In a statement Tuesday, relatives of 21-year-old Jordan Lindsey called on tour companies to change their safety protocols and tourists to be more aware to “ensure a tragedy like this does not happen again.”

“We would not be able to live with ourselves if we didn't speak out and later hear that another family suffered the same devastating loss,” the statement said.

Lindsey Jordan, a student at Loyola Marymount University in Los Angeles, was on vacation with her family when she was attacked inside a roped-off snorkelling area during a day excursion to Rose Island on June 26, the statement said.

Jordan and her mother, Kami, were a good distance away from other snorkellers, and there were no guides or staff members from the tour company, Sandy Toes, in the water with the tour group, the statement said.

To the family's knowledge, nobody saw a shark until the attack, according to the statement.

Kami Lindsey said she swam to her wounded daughter and thought a boat would come to take them from the water. But it didn't appear, she said. Two staff members who were on a hill told the pair to swim toward them “but a shark came between them and again attacked,” she said in the family statement.

She dragged her daughter to shore, where staff members pulled them out of the water.

“There was no medical attention provided to Jordan,” the statement said. “They had no first aid kit - no basic supplies for any type of injury. It felt like a lifetime as they waited for a boat to arrive.”

The family said it hoped that, by addressing Sandy Toes’ lack of emergency resources, the company and others like it would take proactive steps to prepare for emergencies in the future.

A small boat finally arrived, but it lacked any medical or emergency supplies. A towel was used to cover Jordan's injured legs, the family said.

Jordan’s arms, legs and buttocks were bitten, and her right arm was severed, said Paul Rolle, deputy commissioner for the Royal Bahamas Police Force.

Jordan was pronounced dead at a hospital in Nassau.

Despite the severity of the attack, the family said the beach side of the island was not evacuated.
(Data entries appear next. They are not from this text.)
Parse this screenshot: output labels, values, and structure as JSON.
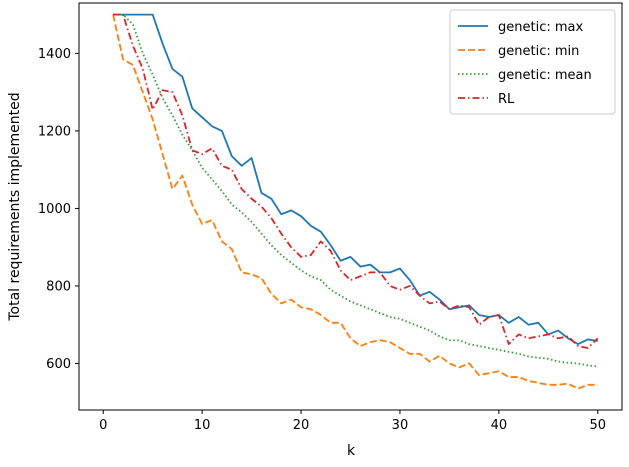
{
  "chart_data": {
    "type": "line",
    "title": "",
    "xlabel": "k",
    "ylabel": "Total requirements implemented",
    "xlim": [
      -2.45,
      52.45
    ],
    "ylim": [
      480,
      1530
    ],
    "xticks": [
      0,
      10,
      20,
      30,
      40,
      50
    ],
    "yticks": [
      600,
      800,
      1000,
      1200,
      1400
    ],
    "grid": false,
    "legend_position": "top-right",
    "x": [
      1,
      2,
      3,
      4,
      5,
      6,
      7,
      8,
      9,
      10,
      11,
      12,
      13,
      14,
      15,
      16,
      17,
      18,
      19,
      20,
      21,
      22,
      23,
      24,
      25,
      26,
      27,
      28,
      29,
      30,
      31,
      32,
      33,
      34,
      35,
      36,
      37,
      38,
      39,
      40,
      41,
      42,
      43,
      44,
      45,
      46,
      47,
      48,
      49,
      50
    ],
    "series": [
      {
        "name": "genetic: max",
        "color": "#1f77b4",
        "dash": "solid",
        "values": [
          1500,
          1500,
          1500,
          1500,
          1500,
          1425,
          1360,
          1340,
          1258,
          1235,
          1212,
          1200,
          1135,
          1110,
          1130,
          1040,
          1025,
          985,
          995,
          980,
          955,
          940,
          905,
          865,
          875,
          850,
          855,
          835,
          835,
          845,
          815,
          775,
          785,
          765,
          740,
          745,
          750,
          725,
          720,
          725,
          705,
          720,
          700,
          705,
          675,
          685,
          665,
          650,
          662,
          658
        ]
      },
      {
        "name": "genetic: min",
        "color": "#ff7f0e",
        "dash": "dashed",
        "values": [
          1500,
          1385,
          1370,
          1300,
          1230,
          1140,
          1050,
          1085,
          1010,
          960,
          970,
          915,
          895,
          835,
          830,
          820,
          780,
          755,
          765,
          745,
          740,
          725,
          705,
          705,
          665,
          645,
          655,
          660,
          655,
          640,
          625,
          625,
          605,
          620,
          600,
          590,
          600,
          570,
          575,
          580,
          565,
          565,
          555,
          550,
          545,
          545,
          548,
          535,
          545,
          545
        ]
      },
      {
        "name": "genetic: mean",
        "color": "#2ca02c",
        "dash": "dotted",
        "values": [
          1500,
          1500,
          1475,
          1400,
          1345,
          1285,
          1240,
          1190,
          1150,
          1105,
          1075,
          1045,
          1010,
          990,
          965,
          935,
          905,
          880,
          860,
          840,
          825,
          815,
          790,
          775,
          760,
          750,
          740,
          730,
          720,
          715,
          705,
          695,
          685,
          670,
          660,
          660,
          650,
          645,
          640,
          635,
          630,
          625,
          618,
          615,
          612,
          605,
          602,
          600,
          595,
          592
        ]
      },
      {
        "name": "RL",
        "color": "#d62728",
        "dash": "dashdot",
        "values": [
          1500,
          1500,
          1420,
          1360,
          1255,
          1305,
          1300,
          1240,
          1150,
          1140,
          1155,
          1110,
          1100,
          1050,
          1025,
          1005,
          975,
          935,
          900,
          875,
          880,
          915,
          890,
          840,
          815,
          825,
          835,
          835,
          800,
          790,
          800,
          775,
          755,
          760,
          740,
          750,
          745,
          700,
          720,
          725,
          650,
          675,
          665,
          670,
          675,
          665,
          670,
          645,
          640,
          665
        ]
      }
    ]
  }
}
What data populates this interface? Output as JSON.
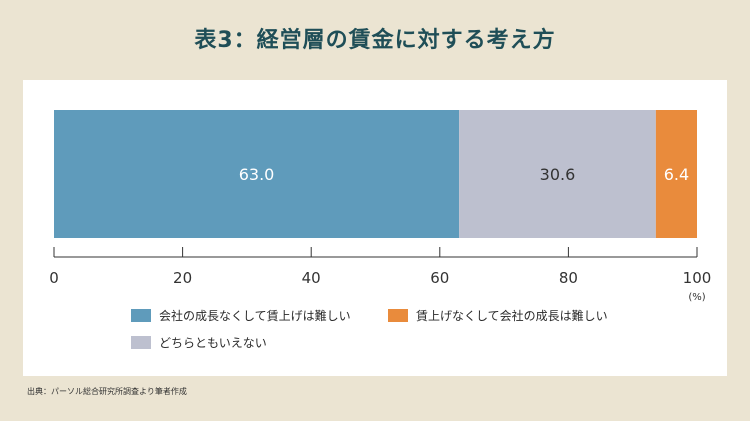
{
  "title": "表3：経営層の賃金に対する考え方",
  "source": "出典：パーソル総合研究所調査より筆者作成",
  "colors": {
    "background": "#ebe4d2",
    "panel": "#ffffff",
    "title": "#1f4e57",
    "axis": "#333333"
  },
  "chart_data": {
    "type": "bar",
    "orientation": "horizontal",
    "stacked": true,
    "title": "表3：経営層の賃金に対する考え方",
    "series": [
      {
        "name": "会社の成長なくして賃上げは難しい",
        "value": 63.0,
        "label": "63.0",
        "color": "#5f9bbb"
      },
      {
        "name": "どちらともいえない",
        "value": 30.6,
        "label": "30.6",
        "color": "#bdc0cf"
      },
      {
        "name": "賃上げなくして会社の成長は難しい",
        "value": 6.4,
        "label": "6.4",
        "color": "#e98b3c"
      }
    ],
    "xlim": [
      0,
      100
    ],
    "xticks": [
      "0",
      "20",
      "40",
      "60",
      "80",
      "100"
    ],
    "xunit": "(%)",
    "grid": false,
    "legend_position": "bottom"
  },
  "legend": [
    {
      "label": "会社の成長なくして賃上げは難しい",
      "color": "#5f9bbb"
    },
    {
      "label": "賃上げなくして会社の成長は難しい",
      "color": "#e98b3c"
    },
    {
      "label": "どちらともいえない",
      "color": "#bdc0cf"
    }
  ]
}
Lindsey’s father, siblings and longtime girlfriend had not gone snorkelling and learned of what happened from people on the beach, rather than directly from the Sandy Toes staff.

“They overheard conversations from others that had been snorkelling and when they noticed people crying, realized the severity of what had happened and soon after, concluded that it was their precious Jordan who the snorkelers were crying for,” the statement said.

The family said tour operations should be required in future to include someone whose job is to spot snorkellers in trouble and watch for predators. The family also wants companies to have clear plans in place for any emergency, to carry medical supplies aboard all tour boats and to require first-aid training for all staff.